I stood then, and went over to sit on the floor at his side as I’d done countless times before when he was spinning his stories. “You haven’t,” I said. “Tell me what’s been troubling you.”
“In truth, I should not,” Royston said. He paused, though, and I could see him waver on the edge of sharing it with me.
I pressed on, however recklessly. “I know the chances of my being able to help you with it are very slim,” I said, “for I know little about the intrigues of the city. But perhaps I might be able to help even by listening. I’d be glad to,” I added, letting my palm rest against his knee for a moment before I thought the better of it and let it fall. He dropped his hand to my hair and sighed.
“I don’t believe the war is about to end,” he replied carefully. “In fact, I think that we are all—very efficiently, mind you that—being lied to, but for what purpose I cannot divine. And the thought that something important is being kept from even those with reason to know it . . . I admit that it’s driving me to distraction just thinking about it.”
I let this information sink in. Despite Royston’s assurances to the contrary, I couldn’t help but feel my own ignorance when it came to discussing matters of the city, or its oddly structured politics—much like a tower in the Crescents, as far as I could see, in that there was no way of telling how it stayed up from the outside. “You don’t have any idea as to what it might be about?” I said at last. Royston was the cleverest person I knew, and I found I couldn’t quite wrap my head around the concept that there was anything he didn’t understand.
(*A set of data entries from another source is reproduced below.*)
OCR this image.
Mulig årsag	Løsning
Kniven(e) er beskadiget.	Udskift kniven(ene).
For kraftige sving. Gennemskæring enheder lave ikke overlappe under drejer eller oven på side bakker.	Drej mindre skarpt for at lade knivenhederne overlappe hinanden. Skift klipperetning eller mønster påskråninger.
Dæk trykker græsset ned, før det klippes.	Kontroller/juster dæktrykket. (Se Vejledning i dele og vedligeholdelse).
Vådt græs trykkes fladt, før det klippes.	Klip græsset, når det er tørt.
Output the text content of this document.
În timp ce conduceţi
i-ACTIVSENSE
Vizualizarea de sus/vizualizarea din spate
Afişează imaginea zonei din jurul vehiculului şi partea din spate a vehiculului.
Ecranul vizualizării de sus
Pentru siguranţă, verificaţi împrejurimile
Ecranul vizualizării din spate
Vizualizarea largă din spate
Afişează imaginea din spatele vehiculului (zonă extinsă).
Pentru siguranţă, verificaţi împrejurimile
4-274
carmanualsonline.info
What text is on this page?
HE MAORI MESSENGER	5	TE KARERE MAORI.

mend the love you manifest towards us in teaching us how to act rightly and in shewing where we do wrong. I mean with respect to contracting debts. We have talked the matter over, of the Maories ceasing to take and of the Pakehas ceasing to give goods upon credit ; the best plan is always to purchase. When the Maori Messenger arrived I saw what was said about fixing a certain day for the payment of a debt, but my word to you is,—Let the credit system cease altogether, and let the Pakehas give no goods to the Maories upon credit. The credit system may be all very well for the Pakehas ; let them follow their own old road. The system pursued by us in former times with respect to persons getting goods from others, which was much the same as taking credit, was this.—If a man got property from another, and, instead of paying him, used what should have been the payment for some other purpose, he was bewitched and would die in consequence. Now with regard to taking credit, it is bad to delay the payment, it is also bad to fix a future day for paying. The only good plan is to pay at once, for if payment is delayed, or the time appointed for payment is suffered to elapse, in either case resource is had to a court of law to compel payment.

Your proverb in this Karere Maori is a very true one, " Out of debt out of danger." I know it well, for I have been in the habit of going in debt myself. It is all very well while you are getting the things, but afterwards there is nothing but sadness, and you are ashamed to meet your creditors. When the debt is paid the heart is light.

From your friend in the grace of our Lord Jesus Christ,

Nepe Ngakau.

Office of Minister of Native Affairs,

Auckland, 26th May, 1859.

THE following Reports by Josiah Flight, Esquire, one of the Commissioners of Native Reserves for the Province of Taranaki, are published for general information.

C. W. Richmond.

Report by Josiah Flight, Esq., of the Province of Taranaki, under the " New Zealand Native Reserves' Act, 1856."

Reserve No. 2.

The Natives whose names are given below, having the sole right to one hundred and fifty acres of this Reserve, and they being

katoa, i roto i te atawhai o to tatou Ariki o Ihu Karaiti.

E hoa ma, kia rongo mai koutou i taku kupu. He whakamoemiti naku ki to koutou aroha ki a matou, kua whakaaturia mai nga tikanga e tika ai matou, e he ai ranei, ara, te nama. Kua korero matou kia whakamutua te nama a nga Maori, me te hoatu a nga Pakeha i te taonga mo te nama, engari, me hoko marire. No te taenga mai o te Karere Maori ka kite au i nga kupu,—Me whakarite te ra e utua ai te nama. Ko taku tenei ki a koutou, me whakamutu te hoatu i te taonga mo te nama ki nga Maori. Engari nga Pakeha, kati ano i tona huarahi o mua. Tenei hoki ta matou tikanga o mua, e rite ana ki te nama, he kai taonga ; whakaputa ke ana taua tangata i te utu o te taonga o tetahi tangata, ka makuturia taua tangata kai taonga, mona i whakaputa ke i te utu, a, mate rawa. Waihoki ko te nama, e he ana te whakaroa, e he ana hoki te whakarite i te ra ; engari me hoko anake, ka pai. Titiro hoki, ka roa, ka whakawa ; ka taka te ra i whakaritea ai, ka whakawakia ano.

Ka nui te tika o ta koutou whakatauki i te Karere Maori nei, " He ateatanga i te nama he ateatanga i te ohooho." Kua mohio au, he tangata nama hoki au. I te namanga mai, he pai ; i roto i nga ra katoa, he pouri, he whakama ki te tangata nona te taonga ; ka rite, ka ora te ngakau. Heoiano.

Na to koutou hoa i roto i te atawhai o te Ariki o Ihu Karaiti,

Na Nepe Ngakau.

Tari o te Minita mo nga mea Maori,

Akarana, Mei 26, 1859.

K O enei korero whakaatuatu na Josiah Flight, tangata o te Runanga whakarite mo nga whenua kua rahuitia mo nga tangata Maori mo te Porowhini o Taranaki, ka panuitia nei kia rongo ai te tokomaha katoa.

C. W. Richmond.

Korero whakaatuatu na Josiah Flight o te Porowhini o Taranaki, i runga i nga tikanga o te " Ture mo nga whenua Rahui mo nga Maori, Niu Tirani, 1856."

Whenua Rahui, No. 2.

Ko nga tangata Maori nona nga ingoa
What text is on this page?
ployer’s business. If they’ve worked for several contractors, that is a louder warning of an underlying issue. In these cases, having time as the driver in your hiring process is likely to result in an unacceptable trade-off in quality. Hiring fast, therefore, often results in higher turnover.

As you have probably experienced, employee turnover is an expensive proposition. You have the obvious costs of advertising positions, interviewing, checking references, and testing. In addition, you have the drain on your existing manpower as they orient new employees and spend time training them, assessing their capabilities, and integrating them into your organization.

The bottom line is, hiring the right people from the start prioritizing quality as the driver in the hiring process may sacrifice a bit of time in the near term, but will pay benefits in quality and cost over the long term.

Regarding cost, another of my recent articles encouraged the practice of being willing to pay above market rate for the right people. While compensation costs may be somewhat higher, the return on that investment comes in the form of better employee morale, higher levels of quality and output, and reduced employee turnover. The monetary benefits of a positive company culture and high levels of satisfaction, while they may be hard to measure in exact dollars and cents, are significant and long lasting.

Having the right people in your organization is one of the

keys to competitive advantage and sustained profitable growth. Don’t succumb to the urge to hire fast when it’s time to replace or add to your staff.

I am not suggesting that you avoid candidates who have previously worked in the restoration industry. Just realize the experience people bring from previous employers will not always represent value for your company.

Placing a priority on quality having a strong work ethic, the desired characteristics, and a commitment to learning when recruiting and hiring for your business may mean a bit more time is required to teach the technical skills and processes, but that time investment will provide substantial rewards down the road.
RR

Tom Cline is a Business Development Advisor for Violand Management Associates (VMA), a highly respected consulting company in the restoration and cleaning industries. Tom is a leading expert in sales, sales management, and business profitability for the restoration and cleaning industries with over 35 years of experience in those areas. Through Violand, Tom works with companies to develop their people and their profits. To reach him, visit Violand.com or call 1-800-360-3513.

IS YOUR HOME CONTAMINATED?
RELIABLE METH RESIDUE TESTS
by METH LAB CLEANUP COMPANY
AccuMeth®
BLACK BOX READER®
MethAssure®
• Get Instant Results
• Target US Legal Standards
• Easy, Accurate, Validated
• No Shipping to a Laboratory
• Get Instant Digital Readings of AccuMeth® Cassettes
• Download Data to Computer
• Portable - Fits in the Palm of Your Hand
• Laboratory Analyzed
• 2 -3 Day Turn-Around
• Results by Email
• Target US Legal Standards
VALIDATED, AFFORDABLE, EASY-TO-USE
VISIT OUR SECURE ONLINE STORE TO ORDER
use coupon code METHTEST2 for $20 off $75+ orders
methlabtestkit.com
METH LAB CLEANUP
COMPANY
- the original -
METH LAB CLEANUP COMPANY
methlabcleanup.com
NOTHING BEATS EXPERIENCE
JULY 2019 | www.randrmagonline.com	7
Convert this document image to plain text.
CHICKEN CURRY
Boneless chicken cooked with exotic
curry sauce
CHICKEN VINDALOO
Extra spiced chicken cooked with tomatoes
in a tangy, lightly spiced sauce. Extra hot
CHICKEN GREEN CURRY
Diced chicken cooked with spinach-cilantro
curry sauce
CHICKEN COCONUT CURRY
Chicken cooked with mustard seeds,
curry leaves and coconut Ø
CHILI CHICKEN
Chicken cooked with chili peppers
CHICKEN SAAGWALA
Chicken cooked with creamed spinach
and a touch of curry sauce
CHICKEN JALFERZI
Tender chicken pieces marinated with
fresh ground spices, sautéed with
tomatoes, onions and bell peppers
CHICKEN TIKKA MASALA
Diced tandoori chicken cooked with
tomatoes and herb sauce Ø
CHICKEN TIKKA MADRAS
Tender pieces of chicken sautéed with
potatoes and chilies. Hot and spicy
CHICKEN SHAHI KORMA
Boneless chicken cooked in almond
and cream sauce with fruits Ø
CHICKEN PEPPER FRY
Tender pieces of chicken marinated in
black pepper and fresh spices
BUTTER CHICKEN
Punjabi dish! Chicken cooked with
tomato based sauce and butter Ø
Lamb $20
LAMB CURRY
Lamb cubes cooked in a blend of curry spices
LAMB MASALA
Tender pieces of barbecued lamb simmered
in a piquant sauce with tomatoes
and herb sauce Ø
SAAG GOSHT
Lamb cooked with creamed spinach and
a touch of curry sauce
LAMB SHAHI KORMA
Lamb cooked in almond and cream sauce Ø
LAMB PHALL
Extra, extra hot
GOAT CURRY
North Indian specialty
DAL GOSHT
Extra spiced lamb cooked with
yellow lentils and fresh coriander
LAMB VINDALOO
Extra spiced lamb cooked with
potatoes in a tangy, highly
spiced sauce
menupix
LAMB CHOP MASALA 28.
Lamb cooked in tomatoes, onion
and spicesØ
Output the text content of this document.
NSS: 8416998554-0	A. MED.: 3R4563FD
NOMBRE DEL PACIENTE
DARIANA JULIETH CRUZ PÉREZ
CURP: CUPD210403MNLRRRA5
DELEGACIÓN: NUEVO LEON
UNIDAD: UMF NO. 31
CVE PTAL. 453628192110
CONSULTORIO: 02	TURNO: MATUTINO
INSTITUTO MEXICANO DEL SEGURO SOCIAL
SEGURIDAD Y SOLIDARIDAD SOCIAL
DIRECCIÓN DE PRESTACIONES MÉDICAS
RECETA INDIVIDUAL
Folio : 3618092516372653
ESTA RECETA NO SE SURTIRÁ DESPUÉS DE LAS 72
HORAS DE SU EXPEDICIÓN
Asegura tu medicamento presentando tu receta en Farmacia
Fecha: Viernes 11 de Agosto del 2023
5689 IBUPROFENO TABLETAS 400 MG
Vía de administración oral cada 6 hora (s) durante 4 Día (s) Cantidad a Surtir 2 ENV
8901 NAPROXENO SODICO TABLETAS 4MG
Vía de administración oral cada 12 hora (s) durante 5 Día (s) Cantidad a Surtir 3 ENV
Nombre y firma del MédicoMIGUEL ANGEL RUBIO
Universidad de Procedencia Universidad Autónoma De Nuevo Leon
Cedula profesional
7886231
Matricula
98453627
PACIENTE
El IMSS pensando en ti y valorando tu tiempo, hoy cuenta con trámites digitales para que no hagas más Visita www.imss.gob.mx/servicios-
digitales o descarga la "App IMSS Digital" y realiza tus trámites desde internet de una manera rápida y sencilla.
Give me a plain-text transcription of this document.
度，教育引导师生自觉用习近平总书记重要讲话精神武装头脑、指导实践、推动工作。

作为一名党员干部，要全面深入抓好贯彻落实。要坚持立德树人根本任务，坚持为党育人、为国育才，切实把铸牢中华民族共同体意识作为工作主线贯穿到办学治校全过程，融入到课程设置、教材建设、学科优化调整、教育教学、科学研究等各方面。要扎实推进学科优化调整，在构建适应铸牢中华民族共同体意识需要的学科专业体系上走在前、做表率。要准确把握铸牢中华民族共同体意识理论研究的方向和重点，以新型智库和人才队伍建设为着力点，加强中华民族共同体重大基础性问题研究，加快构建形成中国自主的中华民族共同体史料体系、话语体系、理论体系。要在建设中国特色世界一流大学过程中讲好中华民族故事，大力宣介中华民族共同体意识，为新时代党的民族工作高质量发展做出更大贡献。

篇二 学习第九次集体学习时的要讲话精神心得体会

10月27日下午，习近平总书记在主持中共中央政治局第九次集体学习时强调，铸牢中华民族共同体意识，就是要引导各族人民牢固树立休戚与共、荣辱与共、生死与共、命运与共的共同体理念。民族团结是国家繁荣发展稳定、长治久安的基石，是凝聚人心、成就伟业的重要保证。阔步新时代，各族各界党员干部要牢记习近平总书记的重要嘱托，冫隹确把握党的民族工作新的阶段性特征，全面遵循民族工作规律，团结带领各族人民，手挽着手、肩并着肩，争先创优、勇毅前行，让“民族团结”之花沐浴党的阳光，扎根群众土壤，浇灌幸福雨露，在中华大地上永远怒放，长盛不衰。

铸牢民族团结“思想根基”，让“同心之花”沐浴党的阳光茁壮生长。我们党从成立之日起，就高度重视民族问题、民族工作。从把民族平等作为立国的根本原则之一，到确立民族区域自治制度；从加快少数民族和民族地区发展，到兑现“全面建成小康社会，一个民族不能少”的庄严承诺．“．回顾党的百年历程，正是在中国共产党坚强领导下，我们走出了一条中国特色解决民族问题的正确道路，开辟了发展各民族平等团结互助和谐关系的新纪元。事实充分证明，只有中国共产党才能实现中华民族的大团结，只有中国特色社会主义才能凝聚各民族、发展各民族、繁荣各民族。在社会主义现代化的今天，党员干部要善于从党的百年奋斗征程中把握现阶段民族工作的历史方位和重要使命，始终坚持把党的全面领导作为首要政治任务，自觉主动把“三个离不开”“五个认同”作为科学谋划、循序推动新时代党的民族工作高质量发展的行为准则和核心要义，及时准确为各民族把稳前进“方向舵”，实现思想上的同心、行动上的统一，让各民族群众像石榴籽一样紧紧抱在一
He hesitated, then I felt his fingers begin to stroke my hair a little, as though he were in deep thought. I tried not to let the motion distract me too much, though I liked the small reassurance that these moments gave me. Some days, it was very hard to remember what Royston had told me in the carriage, and even harder when he hadn’t told me outright. When he touched my hair, or placed a hand against my back to guide me up the stairs, it became easier to believe that I hadn’t imagined all sorts of implications which hadn’t really been there. Royston did care for me.